Société

Attaque de Berlin : « J'ai peur mais je refuse d'avoir peur »

Article publié le 21 décembre 2016
Article publié le 21 décembre 2016

12 morts et 48 blessés, c’est le bilan provisoire après qu’un poids lourd a foncé dans un marché de Noël à Berlin, une attaque qu’on tend à qualifier de terroriste. La ville, l’Allemagne, et l’Europe sont sous le choc. Mais Berlin a survécu à tant de choses, ses habitants ne se laisseront pas intimider.

Je suis une lève-tôt, je dormais déjà quand l’annonce d’un possible attentat à Berlin a commencé à se répandre. Je m’étais mise au lit vers dix heures et demie, coupée de l’actualité depuis plusieurs heures. Étrangement, je me suis réveillée un peu avant minuit. J’ai tâtonné autour de moi à la recherche de mon téléphone – en une seconde je ne dormais plus du tout.

« Ça va ? » J’avais reçu une douzaine de messages. « Où es-tu ? » « C’est horrible ». Plusieurs personnes m’avaient demandé de répondre au Safety Check sur Facebook. Allongée dans mon lit, je ne pouvais croire que j’étais vraiment en train de faire ça. Je n’avais toujours aucune idée précise de ce qui s’était passé, alors je suis allée sur mon site d’info habituel. « Attentat à Berlin », c'était en une. J’ai cliqué, et j’ai lu sans pouvoir y croire ce qui venait de se passer dans ma ville.

Maintenant, comme mes amis en Europe – en Turquie, en France, en Belgique, à Munich – je sais ce que c’est que de devoir utiliser le Safety Check de Facebook pour la première fois, de tenter désespérément de joindre ses amis, sa famille, de ne pas arriver à croire ce qui vient de se produire. Le sentiment d’impuissance, la fragilité, et la peur. J’avais déjà ressenti tout ça ces derniers mois, mais bien sûr ça n'a rien à voir lorsque ça se produit là où l’on vit.

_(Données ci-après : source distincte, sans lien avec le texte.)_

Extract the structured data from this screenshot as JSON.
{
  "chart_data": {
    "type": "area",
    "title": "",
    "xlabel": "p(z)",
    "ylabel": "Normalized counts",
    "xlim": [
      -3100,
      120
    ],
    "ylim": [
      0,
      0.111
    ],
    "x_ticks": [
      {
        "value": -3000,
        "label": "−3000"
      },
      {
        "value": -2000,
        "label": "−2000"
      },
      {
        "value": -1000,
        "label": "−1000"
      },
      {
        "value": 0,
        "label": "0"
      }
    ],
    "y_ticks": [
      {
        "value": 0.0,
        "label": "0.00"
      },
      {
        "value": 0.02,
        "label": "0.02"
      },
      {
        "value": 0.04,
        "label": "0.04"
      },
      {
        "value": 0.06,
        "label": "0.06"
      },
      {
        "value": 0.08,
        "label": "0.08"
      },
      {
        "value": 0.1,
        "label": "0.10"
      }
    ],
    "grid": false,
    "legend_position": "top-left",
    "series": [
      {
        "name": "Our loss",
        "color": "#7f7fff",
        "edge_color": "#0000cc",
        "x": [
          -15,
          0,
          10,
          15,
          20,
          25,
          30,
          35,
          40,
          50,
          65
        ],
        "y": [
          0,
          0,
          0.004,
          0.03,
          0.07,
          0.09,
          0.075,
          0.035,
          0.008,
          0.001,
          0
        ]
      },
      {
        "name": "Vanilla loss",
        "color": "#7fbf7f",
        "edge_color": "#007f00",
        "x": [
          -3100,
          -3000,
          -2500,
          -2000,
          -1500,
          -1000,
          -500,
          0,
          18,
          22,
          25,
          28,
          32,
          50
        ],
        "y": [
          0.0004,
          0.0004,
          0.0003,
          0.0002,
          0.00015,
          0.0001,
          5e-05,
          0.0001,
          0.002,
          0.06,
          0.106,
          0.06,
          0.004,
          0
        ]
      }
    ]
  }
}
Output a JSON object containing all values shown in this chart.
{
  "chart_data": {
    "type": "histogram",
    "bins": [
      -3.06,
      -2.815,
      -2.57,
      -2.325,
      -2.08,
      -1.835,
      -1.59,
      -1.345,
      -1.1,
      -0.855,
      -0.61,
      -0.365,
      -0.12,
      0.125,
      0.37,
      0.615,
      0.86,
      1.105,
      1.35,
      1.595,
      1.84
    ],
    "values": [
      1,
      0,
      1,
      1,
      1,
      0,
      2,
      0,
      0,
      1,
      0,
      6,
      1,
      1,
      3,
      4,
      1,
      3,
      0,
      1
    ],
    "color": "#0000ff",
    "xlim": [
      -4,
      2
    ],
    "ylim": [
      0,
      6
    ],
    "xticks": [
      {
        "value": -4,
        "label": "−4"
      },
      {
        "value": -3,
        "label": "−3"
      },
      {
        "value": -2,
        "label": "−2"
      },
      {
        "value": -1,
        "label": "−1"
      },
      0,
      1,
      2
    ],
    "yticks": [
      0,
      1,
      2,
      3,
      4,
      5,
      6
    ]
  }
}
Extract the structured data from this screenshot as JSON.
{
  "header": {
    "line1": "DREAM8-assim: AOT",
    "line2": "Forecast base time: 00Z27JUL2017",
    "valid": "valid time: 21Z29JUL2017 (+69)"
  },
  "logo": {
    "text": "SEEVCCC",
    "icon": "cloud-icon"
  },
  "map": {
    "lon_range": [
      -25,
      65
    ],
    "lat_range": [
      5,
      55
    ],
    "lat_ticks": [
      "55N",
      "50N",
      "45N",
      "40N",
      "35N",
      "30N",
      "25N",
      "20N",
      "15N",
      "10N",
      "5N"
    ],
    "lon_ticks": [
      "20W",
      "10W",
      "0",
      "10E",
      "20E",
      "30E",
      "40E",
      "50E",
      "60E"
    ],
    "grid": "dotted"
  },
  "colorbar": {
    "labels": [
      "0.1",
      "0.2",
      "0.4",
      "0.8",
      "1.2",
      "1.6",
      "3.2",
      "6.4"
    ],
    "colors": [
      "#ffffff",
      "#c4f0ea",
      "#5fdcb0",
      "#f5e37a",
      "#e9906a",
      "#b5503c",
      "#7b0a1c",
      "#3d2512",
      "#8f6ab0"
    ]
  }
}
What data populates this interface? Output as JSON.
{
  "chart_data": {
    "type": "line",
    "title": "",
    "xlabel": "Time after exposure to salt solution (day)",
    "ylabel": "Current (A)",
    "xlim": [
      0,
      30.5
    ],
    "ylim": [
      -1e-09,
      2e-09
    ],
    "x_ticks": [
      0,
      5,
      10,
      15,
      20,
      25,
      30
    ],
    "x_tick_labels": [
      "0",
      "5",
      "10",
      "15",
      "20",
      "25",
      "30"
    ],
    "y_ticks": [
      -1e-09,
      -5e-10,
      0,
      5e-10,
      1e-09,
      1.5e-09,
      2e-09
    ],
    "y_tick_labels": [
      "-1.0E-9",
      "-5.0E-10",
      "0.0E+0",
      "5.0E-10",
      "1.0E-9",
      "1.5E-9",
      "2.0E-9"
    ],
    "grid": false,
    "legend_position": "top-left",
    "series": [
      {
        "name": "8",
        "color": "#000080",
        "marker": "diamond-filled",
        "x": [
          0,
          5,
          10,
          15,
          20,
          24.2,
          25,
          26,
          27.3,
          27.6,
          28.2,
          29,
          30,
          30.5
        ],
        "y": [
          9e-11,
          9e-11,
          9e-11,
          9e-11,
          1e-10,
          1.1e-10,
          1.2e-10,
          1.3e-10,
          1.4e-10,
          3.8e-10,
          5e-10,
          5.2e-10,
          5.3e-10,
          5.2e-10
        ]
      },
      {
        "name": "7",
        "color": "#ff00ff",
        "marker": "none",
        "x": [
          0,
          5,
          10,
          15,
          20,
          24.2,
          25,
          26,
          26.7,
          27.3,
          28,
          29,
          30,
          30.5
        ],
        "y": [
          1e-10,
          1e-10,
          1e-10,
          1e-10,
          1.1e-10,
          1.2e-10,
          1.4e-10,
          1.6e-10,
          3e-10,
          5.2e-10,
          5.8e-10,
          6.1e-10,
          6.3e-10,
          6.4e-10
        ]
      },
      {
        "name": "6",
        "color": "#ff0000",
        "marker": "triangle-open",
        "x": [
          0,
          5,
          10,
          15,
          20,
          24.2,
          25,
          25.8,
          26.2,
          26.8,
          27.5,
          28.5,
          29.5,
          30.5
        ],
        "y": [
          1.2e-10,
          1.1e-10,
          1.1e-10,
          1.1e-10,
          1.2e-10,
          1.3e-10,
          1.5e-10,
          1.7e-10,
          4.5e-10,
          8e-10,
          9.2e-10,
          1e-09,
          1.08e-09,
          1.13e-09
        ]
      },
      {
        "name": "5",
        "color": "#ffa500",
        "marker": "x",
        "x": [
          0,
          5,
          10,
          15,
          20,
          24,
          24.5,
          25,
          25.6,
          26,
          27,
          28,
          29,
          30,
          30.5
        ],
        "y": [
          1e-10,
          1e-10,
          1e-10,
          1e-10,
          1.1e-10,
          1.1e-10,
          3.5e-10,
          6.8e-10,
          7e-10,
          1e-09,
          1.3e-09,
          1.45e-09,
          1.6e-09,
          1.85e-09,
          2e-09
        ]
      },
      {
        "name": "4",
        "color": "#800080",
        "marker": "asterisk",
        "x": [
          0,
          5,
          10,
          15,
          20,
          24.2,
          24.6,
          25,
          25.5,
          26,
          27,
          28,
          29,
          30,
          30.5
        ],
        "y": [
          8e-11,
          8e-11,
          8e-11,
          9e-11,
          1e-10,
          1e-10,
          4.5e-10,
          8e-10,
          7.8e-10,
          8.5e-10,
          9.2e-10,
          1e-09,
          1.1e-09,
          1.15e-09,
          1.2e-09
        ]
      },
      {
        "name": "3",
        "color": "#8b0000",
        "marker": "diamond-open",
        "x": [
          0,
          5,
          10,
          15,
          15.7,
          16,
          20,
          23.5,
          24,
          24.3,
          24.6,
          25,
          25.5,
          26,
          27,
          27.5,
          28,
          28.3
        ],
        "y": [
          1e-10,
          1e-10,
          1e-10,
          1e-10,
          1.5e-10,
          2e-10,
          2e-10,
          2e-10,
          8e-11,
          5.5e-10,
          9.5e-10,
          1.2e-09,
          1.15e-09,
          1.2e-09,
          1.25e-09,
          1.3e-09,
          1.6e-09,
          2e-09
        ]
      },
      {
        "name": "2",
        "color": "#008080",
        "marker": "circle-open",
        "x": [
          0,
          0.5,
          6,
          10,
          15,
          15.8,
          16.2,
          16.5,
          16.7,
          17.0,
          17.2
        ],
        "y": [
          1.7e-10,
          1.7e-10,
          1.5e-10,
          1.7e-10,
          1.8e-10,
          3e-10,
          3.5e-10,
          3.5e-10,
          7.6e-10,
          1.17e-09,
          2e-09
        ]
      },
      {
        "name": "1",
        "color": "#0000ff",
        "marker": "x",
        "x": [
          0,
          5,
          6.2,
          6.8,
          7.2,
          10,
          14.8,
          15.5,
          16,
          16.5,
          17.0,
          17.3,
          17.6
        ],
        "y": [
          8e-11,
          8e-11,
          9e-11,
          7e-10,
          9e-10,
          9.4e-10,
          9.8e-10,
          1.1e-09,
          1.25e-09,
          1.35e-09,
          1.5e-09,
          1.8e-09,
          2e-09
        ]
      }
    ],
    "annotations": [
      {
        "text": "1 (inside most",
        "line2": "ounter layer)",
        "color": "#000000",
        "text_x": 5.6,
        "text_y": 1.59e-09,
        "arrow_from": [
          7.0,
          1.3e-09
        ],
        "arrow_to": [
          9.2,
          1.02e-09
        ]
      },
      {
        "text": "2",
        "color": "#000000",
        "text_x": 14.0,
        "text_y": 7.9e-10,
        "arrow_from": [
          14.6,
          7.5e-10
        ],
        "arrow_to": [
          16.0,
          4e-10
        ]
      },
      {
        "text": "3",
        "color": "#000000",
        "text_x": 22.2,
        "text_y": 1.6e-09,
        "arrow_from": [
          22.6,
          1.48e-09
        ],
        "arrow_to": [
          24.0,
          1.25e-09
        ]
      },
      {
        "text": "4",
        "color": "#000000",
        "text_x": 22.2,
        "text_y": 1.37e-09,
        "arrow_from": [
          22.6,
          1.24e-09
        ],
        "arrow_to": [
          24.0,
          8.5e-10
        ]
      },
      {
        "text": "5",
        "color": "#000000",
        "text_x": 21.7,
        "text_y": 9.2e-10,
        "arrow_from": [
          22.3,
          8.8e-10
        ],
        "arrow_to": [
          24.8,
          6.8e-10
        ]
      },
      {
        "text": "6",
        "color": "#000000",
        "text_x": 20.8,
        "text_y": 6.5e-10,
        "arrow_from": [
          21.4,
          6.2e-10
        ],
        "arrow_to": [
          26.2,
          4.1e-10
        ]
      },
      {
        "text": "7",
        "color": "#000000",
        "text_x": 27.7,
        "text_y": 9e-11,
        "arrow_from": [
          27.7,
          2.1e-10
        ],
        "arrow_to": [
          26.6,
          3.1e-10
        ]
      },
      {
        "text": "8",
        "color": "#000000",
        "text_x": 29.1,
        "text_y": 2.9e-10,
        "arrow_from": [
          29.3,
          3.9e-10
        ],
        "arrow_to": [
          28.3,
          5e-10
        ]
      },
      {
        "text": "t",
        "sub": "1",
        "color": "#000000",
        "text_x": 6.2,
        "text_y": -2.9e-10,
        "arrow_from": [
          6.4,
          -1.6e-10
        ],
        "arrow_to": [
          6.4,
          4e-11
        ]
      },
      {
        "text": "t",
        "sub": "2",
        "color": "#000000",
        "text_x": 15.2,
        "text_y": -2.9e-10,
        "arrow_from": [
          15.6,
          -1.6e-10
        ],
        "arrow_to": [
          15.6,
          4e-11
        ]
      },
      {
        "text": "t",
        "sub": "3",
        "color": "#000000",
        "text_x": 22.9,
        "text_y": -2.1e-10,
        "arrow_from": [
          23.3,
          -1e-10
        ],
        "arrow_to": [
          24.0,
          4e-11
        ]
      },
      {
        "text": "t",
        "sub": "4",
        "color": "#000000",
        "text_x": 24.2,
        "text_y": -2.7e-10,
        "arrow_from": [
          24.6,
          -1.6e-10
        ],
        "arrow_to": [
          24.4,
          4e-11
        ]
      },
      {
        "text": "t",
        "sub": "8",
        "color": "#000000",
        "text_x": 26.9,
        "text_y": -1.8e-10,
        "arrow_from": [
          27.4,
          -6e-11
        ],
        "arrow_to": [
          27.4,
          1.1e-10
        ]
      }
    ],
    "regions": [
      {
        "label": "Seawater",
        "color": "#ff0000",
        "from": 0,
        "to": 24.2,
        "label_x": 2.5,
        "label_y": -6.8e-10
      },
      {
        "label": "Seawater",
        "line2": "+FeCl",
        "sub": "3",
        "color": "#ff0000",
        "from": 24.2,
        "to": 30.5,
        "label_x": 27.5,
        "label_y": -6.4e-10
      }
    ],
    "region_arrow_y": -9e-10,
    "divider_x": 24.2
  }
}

J’ai téléphoné à ma mère ce matin. Elle m’a dit que jamais elle ne m’avait pensé au danger : « Je veux dire, ce n’est pas dans ton quartier ». Pourtant, la Breitscheidplatz est juste à côté de Berlin-Schöneberg, le quartier où je vis, ce n’est qu’à quelques minutes en vélo. C’est près du Kurfürstendamm, la célèbre rue commerçante de Berlin. Proche du Zoo Palast, le cinéma où je vais. Cet été on est allés voir X-Men: Apocalypse au Zoo Palast et on avait dû lutter pour passer au travers d’une horde de fans du Borussia Dortmund venus à Berlin pour la Pokal-Finale (la coupe d’Allemagne de football, ndlr). Ils s’étaient regroupés sur la Breitscheidplatz. C’était énervant mais chouette en même temps – je viens de Dormund alors c’était super de voir Berlin prise d’assaut par les maillots de football noirs et jaunes. Il ya deux semaines, je me promenais là avec ma sœur, nous sommes passées près du marché de Noël de la Breitscheidplatz mais nous étions trop fatiguées pour aller y boire une tasse de Glühwein (vin chaud, ndlr).

L’attentat – difficile de croire à cette heure qu’il s’agit juste d’un accident – s’est produit près de chez moi. Or, qu'importe ce qui arrivait dans le monde, je me suis toujours sentie en sécurité à Berlin. Il y a eu ces rares moments où, en prenant le train à la gare principale, je me suis dit « ce serait un endroit suceptible d'être victime d'un attentat », c’est vrai. Mais j’ai toujours combattu ces pensées.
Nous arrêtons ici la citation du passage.